Is it OK to daydream immediately before you fall asleep?

I’ve always daydreamed at the end of the day. As soon as I turn out the light and snuggle down under the duvet, my mind immediately jumps into my paracosm. It’s my opportunity to continue whatever storyline I’m working on, which has probably been interrupted multiple times during the day. It’s how I reward myself after a day of productivity and achievement. And it stops me from worrying about any real-life stressors. But are there any risks associated with daydreaming immediately before you fall asleep?

How long does it take you to fall asleep?

I’ve never felt that my daydreaming keeps me awake. I don’t consciously decide after a while that I’ve daydreamed for long enough and I should go to sleep. Sooner or later, sleep just happens. The trouble is, it’s usually later rather than sooner.

It’s very rare that I fall asleep in less than an hour. I’ve always been like that. As a teenager, I thought it was normal to take 1-2 hours to fall asleep. I’d never known any different. It came as a shock when I met my husband and realised that he could fall asleep in five minutes flat. I had no idea anyone could fall asleep that fast! But I didn’t think too much of it, because, after all, it was giving me some quiet, uninterrupted daydreaming time.

But the science says that my husband is the one who’s closer to normal. Not many people fall asleep in five minutes, but taking more than 10-20 minutes to drift off could, apparently, be a sign of insomnia.

So does that mean daydreaming before sleep is a problem?

If it takes you an hour or more to fall asleep, your daydreaming probably is keeping you awake, even if (like me) you don’t think it is. If typical people fall asleep in about 20 minutes, but it takes you an hour, that’s 40 minutes of sleep you’re missing out on. And over time, getting 40 minutes less sleep than you need every night isn’t ideal. But obviously, it’s more complicated than that.
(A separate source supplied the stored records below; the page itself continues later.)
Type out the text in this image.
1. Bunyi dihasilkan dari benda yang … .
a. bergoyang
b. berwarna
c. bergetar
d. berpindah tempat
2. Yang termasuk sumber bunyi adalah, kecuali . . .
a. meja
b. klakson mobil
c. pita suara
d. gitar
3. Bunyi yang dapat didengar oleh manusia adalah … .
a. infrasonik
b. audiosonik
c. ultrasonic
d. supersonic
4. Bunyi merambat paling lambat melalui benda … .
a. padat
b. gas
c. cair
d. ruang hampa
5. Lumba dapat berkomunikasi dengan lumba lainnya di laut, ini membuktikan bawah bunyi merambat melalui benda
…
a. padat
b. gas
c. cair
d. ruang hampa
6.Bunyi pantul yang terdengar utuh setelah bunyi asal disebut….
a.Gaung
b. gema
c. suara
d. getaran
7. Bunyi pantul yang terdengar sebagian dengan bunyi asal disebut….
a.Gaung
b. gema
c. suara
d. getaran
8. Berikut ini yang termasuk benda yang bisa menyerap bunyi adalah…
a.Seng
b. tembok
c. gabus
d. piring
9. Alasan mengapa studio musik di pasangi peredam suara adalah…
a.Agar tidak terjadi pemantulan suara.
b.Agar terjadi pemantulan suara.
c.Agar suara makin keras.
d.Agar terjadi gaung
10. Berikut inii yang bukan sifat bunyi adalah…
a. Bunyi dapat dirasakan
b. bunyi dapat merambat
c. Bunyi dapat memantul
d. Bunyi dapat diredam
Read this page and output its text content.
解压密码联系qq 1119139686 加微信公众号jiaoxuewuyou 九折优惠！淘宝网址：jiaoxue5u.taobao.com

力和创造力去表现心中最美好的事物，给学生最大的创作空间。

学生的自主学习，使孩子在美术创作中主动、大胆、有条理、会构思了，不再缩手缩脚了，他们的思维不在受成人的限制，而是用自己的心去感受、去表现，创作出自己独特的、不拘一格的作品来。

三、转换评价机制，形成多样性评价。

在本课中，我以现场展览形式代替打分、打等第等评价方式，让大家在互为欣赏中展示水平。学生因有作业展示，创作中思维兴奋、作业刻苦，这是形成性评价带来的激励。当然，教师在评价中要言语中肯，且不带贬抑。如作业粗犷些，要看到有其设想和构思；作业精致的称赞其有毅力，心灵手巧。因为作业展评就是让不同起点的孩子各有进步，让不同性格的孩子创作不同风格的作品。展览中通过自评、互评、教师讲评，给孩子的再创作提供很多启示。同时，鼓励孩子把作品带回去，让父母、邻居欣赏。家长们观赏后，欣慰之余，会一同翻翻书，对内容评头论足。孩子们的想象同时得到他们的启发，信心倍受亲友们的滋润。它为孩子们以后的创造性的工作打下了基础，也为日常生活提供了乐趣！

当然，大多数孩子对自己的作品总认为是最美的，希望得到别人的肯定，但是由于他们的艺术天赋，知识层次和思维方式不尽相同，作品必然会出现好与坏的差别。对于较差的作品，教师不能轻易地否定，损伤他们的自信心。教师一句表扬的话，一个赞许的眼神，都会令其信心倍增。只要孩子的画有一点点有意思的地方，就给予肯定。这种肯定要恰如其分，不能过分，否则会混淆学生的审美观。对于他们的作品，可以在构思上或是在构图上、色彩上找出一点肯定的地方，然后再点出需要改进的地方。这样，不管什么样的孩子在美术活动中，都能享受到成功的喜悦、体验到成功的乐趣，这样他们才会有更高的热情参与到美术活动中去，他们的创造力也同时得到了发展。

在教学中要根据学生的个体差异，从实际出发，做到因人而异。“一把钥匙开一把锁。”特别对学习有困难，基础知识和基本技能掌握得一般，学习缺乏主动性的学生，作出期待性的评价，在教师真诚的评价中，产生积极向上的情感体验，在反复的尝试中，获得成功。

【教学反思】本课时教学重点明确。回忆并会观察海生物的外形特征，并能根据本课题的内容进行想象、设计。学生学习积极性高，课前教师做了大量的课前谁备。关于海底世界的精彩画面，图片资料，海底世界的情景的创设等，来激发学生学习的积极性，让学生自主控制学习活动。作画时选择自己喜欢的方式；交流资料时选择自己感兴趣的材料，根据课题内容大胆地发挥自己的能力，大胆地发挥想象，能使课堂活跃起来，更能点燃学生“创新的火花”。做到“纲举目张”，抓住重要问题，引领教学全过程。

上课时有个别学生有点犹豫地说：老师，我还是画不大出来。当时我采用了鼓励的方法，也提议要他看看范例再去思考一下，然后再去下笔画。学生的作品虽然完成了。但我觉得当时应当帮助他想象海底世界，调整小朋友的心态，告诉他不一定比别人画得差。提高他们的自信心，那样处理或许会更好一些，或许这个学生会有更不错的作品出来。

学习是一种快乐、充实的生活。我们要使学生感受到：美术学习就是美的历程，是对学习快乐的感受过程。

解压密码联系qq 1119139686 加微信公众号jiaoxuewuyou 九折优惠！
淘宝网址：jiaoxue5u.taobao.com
Different people need different amounts of sleep. Some people do best on nine hours sleep a night, others are fine with just seven. Most of us fall somewhere in between. If you need eight hours of sleep to function at your best, but it takes you an hour to fall asleep, then you need to take that into account and go to bed nine hours before you need to get up. If you can do that, your daydreaming isn’t depriving you of sleep. It’s depriving you of whatever you would otherwise be doing before you went to bed.

Could daydreaming before sleep be beneficial?

What would you be doing in those last few minutes before you drift off to sleep if you weren’t daydreaming? You might fall asleep more quickly, but apparently, there’s still 10-20 minutes to fill after you turn out the light. If I didn’t daydream during that time, my thoughts would probably turn to all the things on my to-do list for tomorrow, or I might ruminate about something I’d done that day that hadn’t turned out well. For me personally, checking out of reality and visiting a paracosm that I’ve carefully designed to be everything I want it to be is far more relaxing – and therefore more conducive to sleep – than replaying my day or worrying about tomorrow.

So although the evidence suggests that my daydreaming is keeping me awake, I suspect I’d stay awake even longer if I didn’t daydream. Would I, over time, learn to silence my mind-wandering and fall asleep more quickly? Could I learn a breathing technique or mindfulness exercise that would quiet my thoughts enough for me to fall asleep in just 20 minutes? Maybe. I’m not sure I want to put the effort into finding out. For me, going to bed early and allowing time for daydreaming works just fine.

You need to decide what’s right for you

Everyone’s different. For me, daydreaming for an hour or so after I turn out the light, and going to bed early enough to allow for that, is a positive thing. I’ve chosen not to stop daydreaming completely, which means I need to set aside time most days for daydreaming. And daydreaming before sleep works for me. It makes it easier not to daydream excessively during the day, because I know there will be time to visit whatever juicy plot twist I’m working on later. And I do fall asleep eventually. Daydreaming doesn’t keep me up all night.

But for some people it does. Some maladaptive daydreamers find it very hard to sleep at all if they daydream in bed. Others tend to move around a lot, which can cause problems if you share a bed with a partner. And depending on your schedule, getting to bed early enough to allow time for daydreaming might not be possible.

I believe that the most sustainable way to heal from maladaptive daydreaming is to take control of your imagination and to turn your maladaptive daydreaming into immersive daydreaming. That means that daydreaming will always be part of your life, and you’ll have to make time for it. But that time doesn’t necessarily have to be right before you go to sleep.